# Question About Nested Interval Property

This is a theorem from Abott's Real Analysis textbook.

Theorem 1.4.1 (Nested Interval Property)

For each $$n\in N,$$ assume we are given a closed interval $$I_n = [a_n,b_n] = \{x\in R : a_n\leq x\leq b_n \}$$. Assume also that each $$I_n$$ contains $$I_n{_+}{_1}$$. Then the resulting sequence of closed intervals

$$I_1\subseteq I_2\subseteq I_3\subseteq I_4\subseteq \cdots$$

has a nonempty intersection; that is, $$\bigcap\limits_{n=1}^{\infty} I_{n} \neq \emptyset$$

QUESTION HERE:

Wikipedia says that an given an interval $$I_n$$ and $$I_n{_+}{_1}$$, $$I_n{_+}{_1}$$ is a subset of $$I_n$$ which makes total sense. But in the theorem it reads that the "resulting sequence of closed intervals" and below it says $$I_1$$ is a subset of $$I_2$$, so on and so forth, which is not true. Am I misreading this?

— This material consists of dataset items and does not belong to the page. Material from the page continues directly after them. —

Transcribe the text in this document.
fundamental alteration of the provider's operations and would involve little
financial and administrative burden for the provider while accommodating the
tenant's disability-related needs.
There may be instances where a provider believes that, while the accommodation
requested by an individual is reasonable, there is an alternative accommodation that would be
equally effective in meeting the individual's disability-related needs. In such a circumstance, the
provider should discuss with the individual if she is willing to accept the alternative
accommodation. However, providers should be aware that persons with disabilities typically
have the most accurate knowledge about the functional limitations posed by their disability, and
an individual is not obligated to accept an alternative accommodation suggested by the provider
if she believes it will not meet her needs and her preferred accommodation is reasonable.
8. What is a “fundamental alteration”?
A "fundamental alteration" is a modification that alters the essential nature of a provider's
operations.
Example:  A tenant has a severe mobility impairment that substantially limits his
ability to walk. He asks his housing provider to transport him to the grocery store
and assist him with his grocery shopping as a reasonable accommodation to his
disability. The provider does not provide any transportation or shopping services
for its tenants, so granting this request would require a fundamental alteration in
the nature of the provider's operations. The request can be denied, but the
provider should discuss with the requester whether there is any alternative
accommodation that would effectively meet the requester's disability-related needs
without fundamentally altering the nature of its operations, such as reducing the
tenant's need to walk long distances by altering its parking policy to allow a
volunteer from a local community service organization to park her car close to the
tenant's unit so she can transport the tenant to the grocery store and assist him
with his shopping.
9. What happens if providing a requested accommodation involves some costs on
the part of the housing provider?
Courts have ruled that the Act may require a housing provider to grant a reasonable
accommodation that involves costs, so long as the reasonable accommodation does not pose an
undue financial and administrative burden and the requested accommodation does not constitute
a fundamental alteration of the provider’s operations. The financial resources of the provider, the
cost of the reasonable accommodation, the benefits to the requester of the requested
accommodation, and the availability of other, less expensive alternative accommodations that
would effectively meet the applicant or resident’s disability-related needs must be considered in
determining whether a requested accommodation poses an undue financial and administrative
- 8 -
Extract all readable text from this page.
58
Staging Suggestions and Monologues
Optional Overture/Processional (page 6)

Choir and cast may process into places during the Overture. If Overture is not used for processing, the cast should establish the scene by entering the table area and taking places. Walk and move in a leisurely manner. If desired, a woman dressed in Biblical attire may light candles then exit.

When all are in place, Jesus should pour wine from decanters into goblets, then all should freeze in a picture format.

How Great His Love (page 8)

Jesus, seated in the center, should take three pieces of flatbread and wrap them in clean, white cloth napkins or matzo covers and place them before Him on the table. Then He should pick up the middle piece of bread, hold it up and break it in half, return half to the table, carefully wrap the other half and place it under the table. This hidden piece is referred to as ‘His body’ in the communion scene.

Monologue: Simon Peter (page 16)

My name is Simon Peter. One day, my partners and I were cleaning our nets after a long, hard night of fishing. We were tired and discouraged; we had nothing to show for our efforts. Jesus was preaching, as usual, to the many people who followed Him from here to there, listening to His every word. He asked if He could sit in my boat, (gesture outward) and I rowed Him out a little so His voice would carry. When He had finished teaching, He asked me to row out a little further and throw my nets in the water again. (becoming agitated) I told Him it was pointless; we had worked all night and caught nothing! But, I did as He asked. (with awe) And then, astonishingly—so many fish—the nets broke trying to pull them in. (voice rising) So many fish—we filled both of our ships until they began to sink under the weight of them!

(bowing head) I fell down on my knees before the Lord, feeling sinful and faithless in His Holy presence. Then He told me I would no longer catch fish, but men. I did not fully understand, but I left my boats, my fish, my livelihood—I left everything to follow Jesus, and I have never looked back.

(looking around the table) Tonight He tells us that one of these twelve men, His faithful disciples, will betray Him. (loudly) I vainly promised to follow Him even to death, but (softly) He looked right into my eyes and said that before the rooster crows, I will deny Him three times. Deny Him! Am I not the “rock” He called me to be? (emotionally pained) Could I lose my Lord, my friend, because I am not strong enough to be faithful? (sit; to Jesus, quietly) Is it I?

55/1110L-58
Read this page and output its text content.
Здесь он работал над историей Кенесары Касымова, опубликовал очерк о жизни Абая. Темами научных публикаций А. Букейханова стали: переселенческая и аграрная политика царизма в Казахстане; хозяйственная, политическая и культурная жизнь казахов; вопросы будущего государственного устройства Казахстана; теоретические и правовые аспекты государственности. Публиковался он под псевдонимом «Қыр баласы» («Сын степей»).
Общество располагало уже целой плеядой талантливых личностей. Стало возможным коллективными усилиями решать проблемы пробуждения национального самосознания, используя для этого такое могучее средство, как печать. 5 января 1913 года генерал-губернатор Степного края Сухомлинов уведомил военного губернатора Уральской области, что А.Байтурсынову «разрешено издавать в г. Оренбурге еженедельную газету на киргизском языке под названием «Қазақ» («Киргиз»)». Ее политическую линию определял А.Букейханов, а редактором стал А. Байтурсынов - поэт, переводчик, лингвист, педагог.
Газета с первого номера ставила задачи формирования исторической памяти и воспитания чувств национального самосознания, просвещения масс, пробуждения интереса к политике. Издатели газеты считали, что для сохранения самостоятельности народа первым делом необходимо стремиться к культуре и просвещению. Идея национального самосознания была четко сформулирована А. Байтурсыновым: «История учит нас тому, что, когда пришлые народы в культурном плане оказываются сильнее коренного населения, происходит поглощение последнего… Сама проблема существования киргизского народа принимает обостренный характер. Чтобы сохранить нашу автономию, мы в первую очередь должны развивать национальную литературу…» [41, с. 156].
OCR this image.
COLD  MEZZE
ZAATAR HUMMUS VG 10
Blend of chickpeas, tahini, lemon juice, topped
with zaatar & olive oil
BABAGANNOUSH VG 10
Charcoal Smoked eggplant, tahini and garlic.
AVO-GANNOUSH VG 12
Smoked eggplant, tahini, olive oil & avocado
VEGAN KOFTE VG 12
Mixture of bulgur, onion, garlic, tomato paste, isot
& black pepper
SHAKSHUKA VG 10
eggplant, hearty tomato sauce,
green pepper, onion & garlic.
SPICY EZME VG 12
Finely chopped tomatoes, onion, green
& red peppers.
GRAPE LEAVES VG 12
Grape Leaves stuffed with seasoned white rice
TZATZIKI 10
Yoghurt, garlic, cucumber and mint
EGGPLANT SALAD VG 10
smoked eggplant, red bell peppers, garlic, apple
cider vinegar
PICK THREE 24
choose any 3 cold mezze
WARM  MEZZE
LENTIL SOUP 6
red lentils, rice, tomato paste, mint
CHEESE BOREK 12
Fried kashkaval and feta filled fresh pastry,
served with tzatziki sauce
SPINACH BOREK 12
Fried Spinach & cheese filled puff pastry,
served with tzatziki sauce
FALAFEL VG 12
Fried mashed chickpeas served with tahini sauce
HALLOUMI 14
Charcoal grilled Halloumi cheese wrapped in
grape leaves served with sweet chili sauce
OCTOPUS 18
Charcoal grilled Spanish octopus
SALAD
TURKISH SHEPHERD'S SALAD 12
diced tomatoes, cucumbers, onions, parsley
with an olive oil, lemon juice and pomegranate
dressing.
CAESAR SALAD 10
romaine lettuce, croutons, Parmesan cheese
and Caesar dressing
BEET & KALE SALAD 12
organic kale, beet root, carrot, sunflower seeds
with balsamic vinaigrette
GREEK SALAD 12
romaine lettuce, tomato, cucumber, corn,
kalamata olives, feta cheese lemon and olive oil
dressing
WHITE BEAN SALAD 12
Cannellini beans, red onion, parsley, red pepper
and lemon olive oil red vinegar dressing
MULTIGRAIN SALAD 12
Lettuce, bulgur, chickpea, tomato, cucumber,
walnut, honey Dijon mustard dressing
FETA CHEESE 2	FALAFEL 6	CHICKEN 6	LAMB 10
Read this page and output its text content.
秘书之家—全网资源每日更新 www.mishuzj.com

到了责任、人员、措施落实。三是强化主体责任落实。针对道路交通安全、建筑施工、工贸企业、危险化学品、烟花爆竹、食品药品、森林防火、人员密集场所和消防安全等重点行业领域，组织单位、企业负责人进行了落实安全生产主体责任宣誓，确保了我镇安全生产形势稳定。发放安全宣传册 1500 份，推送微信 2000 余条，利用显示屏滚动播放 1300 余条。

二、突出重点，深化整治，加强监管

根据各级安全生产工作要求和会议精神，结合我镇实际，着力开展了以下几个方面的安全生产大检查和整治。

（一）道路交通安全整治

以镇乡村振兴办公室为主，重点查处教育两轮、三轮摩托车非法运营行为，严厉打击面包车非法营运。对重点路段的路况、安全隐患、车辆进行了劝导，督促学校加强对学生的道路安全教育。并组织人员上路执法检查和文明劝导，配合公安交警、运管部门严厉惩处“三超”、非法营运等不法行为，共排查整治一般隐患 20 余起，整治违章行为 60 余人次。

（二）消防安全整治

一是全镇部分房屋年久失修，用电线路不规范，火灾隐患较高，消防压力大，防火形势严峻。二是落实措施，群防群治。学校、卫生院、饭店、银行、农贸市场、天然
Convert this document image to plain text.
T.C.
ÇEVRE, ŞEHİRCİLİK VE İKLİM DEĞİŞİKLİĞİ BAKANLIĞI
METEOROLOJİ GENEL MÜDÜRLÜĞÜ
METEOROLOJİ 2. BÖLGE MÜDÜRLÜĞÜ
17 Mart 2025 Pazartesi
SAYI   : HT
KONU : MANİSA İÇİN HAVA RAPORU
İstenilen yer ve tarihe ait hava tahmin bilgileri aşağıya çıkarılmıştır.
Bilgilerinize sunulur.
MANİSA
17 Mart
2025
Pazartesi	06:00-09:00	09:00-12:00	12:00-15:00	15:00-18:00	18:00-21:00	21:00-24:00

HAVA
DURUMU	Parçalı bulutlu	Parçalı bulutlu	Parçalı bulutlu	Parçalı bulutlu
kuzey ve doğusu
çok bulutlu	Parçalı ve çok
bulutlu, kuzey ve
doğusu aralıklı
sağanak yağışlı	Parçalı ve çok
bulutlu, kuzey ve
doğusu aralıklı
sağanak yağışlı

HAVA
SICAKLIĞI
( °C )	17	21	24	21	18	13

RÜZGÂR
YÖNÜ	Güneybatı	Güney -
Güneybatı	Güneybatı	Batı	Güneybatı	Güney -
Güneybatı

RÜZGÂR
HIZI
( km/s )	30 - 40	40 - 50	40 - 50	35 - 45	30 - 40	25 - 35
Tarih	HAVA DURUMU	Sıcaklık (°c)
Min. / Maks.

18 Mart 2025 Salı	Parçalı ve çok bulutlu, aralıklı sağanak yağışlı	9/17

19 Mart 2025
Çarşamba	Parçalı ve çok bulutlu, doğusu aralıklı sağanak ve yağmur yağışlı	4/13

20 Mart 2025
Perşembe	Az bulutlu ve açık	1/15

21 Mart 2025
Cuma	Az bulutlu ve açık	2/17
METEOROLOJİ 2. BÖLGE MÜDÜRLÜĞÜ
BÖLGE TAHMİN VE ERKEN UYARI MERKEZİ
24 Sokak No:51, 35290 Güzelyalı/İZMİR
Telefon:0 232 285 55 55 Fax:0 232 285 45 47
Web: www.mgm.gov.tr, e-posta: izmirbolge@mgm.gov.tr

• If you have quoted the theorem exactly, you are right and Abbot's book has a typo in that all the containment symbols should be reversed to agree with what is said verbally (and with other statements I've seen of nested interval theorem). May 18, 2021 at 23:32
• @coffeemath The OP's quote was actually not exact: see screenshot below. Feb 12 at 14:29

The book says $$I_1 ⊇ I_2 ⊇ I_3 ⊇ I_4 ⊇···$$ (you have it flipped)